On April 8, 1868, after having held some teaching positions, he was appointed Supernumerary Professor of the Greek Language course at the Faculty of Philosophy and Letters of the University of Seville. Later he was appointed professor at the University of Madrid.
Trajectory
In 1856 he moved into the hectic environment of La Revista Universitaria. Scientific-literary newspaper, dedicated to Public Instruction, a publication that, after some anger and incorporations, was renamed the Revista de Instrucción Pública in January 1857 (whose head will be Valeriano during the 1859-60 academic year).
At the beginning of the 1858-59 academic year, he began to publish the Revista de Instrucción Pública, under the heading Philosophy and signed “By the author, V. Fernández Ferraz”, a copious series of short articles that offer the doctrines of an author whose name is sought to keep it in the shadows (although in fact, it is a Spanish translation of Krause’s Analytic, which will later be attributed to Julián Sanz del Río, inspiring its edition anyway)
On April 8, 1868, after having held some teaching positions, he was appointed Supernumerary Professor of the Greek Language course at the Faculty of Philosophy and Letters of the University of Seville. Later he was appointed professor at the University of Madrid.
In the following decade, he was summoned to Costa Rica by the president of that Central American republic, Jesús Jiménez Zamora, a doctor and statesman who, during his second presidential term (1868-1870), promulgated the law that declared education in Costa Rica free and compulsory.
Fernández Ferraz was requested by Jiménez Zamora to take charge of providing an effective organization to the stammering Costa Rican educational policy. Upon arriving in Costa Rica, he arrived in Cartago on August 13, 1869; the venerable Master Doctor Ferraz initially lived in the home of President Jiménez himself, in Cartago.
He began his teaching services as the first Director and teacher of the Colegio San Luis Gonzaga in the city of Cartago, in a three-month preparatory course, which began on September 16, 1869. The Colegio de San Luis Gonzaga was inaugurated on January 6, 1870, and the chronicles say that the speech of its director “produced unspeakable enthusiasm in the soul of the listeners.” In it, he developed an important educational work as a founding Director, which lasted until 1875.
In March 1871, two of his brothers recently arrived from Spain, Víctor Fernández Ferraz (1846-190?) And Juan Fernández Ferraz (1849-1904), along with the also Spanish priest José Rodríguez Pérez.

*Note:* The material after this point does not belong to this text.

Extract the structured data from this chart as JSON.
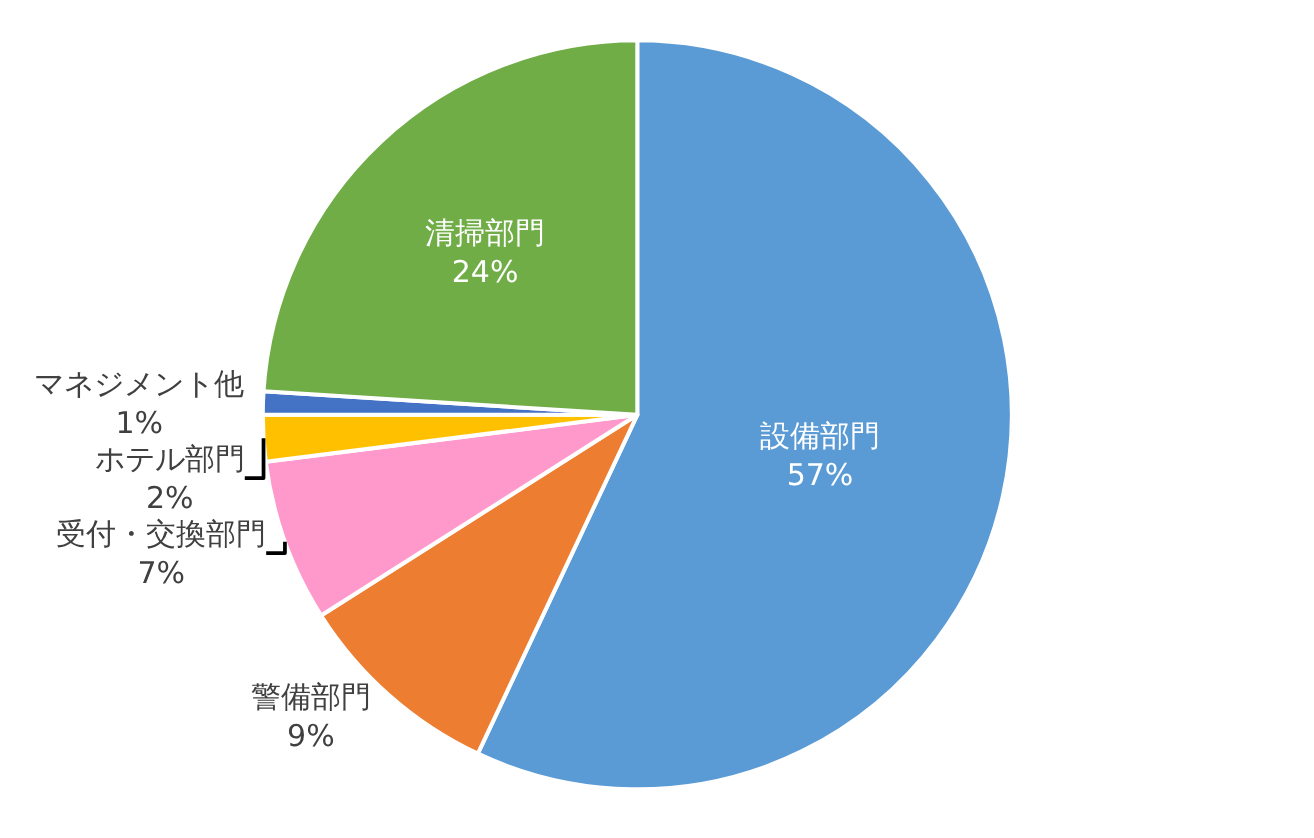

His sister Juana Fernández Ferraz (1834-1918) also moved to Costa Rica in 1872, where she was a teacher at the school founded in Cartago by Valeriano’s wife (publishing in 1912 in San José: El Espíritu del Río. (A socialist novel) The three male brothers Fernández Ferraz were Masons: Valeriano was 18th degree, Victor (a) Elpiz ascended to at least the 20th degree, and Juan (a) Cartago also reached the 18th degree of the ancient Scottish rite.
Death
He died at the age of 94 in 1925, in the city of Cartago, Costa Rica.